NCPA - National Center for Policy Analysis


July 6, 2004

Corporate tax legislation now moving through Congress would make U.S. companies more competitive in the global marketplace, says Michael Baroody, executive vice president of the National Association of Manufacturers.

The pending legislation, which would repeal current export-tax breaks, moves the United States closer to complying with World Trade Organization (WTO) obligations and ending punitive sanctions by the European Union (EU) on a number of U.S. manufactured goods.
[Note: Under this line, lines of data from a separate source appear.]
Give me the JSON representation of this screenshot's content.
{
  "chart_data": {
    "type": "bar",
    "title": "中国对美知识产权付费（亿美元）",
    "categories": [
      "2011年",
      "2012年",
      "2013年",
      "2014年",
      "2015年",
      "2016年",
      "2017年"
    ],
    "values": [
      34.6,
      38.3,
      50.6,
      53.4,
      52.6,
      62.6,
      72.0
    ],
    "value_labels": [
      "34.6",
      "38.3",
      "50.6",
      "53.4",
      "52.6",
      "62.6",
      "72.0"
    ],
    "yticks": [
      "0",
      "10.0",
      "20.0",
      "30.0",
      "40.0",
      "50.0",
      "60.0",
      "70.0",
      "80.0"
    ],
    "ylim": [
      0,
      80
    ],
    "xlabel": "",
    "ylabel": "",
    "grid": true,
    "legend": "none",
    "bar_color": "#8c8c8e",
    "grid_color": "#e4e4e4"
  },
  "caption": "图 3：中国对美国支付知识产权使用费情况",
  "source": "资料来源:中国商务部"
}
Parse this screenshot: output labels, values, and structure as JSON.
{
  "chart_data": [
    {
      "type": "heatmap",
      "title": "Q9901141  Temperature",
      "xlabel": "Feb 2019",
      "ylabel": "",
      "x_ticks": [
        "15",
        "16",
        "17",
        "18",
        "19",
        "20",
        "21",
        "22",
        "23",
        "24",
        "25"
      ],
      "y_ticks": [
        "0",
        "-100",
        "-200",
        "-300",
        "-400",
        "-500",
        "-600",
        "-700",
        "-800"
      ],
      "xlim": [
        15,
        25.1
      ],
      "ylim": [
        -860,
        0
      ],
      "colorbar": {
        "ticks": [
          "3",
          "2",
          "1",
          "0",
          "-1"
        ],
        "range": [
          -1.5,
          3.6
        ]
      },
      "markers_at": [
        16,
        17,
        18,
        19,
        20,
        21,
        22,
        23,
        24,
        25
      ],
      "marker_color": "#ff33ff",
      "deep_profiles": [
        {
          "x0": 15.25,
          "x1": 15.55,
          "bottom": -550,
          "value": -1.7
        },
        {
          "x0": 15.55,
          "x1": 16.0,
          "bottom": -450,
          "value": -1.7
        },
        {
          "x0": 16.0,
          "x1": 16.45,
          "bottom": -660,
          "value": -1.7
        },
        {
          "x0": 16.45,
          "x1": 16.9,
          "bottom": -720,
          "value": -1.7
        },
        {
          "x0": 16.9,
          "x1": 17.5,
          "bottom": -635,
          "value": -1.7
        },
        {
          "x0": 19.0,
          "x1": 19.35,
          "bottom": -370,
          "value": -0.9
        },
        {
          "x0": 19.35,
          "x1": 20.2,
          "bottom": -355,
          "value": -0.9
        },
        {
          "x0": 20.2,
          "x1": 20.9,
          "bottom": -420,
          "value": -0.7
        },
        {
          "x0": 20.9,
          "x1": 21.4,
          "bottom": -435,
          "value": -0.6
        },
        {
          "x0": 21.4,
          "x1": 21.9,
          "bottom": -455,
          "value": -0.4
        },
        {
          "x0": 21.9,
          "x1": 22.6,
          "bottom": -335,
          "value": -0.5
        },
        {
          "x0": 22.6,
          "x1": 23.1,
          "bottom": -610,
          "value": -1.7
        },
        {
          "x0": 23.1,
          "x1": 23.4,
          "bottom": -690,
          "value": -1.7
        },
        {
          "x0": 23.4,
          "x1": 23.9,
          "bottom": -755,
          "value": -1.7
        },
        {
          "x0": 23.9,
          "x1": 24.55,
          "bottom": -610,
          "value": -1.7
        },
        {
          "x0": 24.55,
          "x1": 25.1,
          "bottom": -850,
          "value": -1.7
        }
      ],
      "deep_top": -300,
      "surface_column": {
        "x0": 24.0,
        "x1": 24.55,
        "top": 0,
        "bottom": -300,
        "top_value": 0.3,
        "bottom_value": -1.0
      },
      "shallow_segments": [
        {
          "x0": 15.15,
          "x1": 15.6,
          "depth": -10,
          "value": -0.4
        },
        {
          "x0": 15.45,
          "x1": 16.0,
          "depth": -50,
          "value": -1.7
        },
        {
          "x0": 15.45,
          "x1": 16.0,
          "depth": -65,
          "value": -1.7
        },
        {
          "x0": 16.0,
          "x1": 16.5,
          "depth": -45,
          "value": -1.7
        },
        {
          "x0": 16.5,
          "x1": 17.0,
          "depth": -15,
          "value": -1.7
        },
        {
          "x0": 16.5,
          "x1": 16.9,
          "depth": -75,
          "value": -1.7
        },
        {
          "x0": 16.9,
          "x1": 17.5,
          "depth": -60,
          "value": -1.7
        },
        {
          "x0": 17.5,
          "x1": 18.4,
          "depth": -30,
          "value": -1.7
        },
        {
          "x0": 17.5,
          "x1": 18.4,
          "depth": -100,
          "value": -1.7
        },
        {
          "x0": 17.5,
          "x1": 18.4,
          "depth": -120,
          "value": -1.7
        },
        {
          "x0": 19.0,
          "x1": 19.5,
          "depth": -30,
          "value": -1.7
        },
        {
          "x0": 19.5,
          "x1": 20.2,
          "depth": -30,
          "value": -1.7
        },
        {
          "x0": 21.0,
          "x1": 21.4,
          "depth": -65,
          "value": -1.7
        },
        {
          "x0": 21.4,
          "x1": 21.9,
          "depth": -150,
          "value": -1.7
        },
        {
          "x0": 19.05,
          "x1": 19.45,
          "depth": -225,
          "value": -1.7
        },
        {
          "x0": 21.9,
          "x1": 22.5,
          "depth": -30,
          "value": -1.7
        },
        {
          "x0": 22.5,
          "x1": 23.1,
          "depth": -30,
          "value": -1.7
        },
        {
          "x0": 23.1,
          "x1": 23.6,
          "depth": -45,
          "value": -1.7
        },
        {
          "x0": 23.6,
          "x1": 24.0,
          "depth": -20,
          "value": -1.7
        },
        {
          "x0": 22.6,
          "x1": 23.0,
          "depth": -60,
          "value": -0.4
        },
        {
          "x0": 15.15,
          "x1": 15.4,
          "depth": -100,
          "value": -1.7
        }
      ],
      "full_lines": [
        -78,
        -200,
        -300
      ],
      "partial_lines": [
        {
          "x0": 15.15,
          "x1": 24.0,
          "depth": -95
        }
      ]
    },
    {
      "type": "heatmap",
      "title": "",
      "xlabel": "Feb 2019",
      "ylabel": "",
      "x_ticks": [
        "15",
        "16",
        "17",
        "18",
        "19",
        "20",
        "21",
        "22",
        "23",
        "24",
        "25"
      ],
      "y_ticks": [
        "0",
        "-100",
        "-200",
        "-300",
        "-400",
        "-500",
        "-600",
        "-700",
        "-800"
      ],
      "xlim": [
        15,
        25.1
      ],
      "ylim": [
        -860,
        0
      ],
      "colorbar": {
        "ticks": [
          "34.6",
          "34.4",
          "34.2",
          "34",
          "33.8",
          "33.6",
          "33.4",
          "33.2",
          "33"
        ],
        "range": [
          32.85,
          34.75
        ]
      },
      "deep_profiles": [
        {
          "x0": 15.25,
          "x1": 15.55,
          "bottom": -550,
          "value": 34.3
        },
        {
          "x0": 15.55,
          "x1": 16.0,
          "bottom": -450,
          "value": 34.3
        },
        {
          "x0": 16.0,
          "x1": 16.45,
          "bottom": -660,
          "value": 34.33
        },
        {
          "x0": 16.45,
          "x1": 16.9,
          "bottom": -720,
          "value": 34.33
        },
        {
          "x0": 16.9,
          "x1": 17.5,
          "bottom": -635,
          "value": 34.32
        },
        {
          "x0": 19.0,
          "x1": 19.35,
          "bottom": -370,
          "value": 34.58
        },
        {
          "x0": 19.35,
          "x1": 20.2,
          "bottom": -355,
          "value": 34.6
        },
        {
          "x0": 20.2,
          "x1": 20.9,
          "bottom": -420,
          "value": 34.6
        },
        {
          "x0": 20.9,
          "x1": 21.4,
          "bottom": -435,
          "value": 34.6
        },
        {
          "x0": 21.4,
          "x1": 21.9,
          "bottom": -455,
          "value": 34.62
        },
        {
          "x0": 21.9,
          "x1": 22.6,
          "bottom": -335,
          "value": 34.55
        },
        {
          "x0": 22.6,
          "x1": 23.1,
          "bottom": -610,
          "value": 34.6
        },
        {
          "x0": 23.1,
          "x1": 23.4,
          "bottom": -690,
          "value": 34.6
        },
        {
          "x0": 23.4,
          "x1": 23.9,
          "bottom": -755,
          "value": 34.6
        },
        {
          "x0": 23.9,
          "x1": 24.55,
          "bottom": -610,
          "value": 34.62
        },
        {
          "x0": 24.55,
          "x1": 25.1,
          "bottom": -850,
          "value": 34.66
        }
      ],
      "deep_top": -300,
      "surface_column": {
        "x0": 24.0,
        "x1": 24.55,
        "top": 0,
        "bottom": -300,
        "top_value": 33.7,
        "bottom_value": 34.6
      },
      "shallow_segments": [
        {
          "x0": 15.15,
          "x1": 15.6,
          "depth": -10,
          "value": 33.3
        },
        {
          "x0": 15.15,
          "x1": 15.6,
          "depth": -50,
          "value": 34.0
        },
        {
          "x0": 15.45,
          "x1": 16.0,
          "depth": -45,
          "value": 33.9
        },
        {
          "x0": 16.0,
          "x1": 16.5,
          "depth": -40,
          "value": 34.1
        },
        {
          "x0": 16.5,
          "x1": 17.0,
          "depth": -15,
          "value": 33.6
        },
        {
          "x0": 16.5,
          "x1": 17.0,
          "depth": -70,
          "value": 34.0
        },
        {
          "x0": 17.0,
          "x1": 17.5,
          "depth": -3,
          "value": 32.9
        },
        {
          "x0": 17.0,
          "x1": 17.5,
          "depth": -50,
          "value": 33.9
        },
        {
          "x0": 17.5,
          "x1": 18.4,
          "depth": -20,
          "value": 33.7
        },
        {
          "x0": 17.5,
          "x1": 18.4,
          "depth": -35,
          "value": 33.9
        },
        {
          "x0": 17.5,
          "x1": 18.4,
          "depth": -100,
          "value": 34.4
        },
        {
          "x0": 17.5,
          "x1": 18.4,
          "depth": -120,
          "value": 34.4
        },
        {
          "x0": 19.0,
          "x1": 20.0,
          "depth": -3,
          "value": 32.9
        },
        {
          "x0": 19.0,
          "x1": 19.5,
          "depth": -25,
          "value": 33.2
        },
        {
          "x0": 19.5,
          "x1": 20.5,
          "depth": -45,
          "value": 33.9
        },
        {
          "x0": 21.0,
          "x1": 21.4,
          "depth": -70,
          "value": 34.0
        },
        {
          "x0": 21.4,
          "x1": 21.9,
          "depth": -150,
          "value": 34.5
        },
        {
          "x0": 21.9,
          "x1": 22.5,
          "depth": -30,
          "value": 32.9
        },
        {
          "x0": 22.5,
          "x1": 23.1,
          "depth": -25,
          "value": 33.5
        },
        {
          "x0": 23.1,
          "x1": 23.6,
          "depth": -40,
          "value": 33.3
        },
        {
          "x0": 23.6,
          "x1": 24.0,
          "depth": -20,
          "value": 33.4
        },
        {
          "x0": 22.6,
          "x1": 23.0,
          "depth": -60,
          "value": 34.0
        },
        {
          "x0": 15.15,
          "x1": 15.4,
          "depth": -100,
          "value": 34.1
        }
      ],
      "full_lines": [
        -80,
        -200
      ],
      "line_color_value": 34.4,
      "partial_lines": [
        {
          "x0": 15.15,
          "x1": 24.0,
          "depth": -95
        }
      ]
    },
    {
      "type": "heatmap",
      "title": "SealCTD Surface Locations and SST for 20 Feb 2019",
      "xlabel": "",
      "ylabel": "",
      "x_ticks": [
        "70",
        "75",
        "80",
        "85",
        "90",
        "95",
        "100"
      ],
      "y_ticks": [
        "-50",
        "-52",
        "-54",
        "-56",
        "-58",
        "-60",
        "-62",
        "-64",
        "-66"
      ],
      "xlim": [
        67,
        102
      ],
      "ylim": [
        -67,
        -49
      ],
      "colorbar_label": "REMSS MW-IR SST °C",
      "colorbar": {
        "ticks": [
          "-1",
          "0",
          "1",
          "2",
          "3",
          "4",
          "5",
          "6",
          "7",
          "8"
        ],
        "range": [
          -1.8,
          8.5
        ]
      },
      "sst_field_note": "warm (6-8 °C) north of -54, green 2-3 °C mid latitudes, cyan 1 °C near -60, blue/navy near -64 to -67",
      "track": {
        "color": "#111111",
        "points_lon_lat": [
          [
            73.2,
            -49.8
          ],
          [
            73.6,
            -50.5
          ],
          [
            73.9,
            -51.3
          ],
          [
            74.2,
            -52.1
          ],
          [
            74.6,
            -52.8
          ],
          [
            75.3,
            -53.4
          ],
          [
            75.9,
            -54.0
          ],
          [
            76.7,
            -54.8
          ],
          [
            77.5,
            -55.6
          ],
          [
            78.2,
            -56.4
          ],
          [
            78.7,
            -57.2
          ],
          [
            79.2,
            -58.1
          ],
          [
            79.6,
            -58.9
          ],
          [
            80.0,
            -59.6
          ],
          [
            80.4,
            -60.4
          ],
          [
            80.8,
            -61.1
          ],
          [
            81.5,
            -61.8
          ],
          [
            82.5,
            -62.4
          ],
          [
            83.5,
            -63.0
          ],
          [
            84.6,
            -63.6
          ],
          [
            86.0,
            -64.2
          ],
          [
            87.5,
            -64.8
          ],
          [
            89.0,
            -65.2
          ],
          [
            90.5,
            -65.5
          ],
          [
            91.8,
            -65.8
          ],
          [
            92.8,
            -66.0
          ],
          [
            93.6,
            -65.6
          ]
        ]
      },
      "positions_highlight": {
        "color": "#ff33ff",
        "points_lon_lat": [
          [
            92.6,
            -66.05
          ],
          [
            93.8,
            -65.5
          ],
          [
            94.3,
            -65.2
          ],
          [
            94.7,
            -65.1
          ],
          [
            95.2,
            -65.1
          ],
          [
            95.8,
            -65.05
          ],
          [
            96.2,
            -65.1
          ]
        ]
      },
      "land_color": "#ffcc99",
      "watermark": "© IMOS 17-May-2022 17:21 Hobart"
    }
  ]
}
But EU sanctions are only part of the problem, says Baroody. U.S. corporate-income-tax rates are much higher than those in other countries, putting it at a distinct disadvantage in global competition:

  • Currently, U.S. corporations pay combined federal and state income taxes at an average rate of 40 percent.
  • This is significantly higher than rates averaging about 30 percent for the 30-nation Organization for Economic Cooperation and Development, the European Union and Asia-Pacific countries.
  • For manufacturers alone, the U.S. corporate-tax burden reduces cost competitiveness by 5.6 percent, according to a recent study by the Manufacturers Alliance/MAPI and the National Association of Manufacturers.

The tax relief moving through Congress includes an extension of the research-and-development tax credit, a number of international tax reforms, a temporary incentive to invest foreign profits in the United States, reduced taxes on domestic-manufacturing income and enhanced investment incentives for small businesses.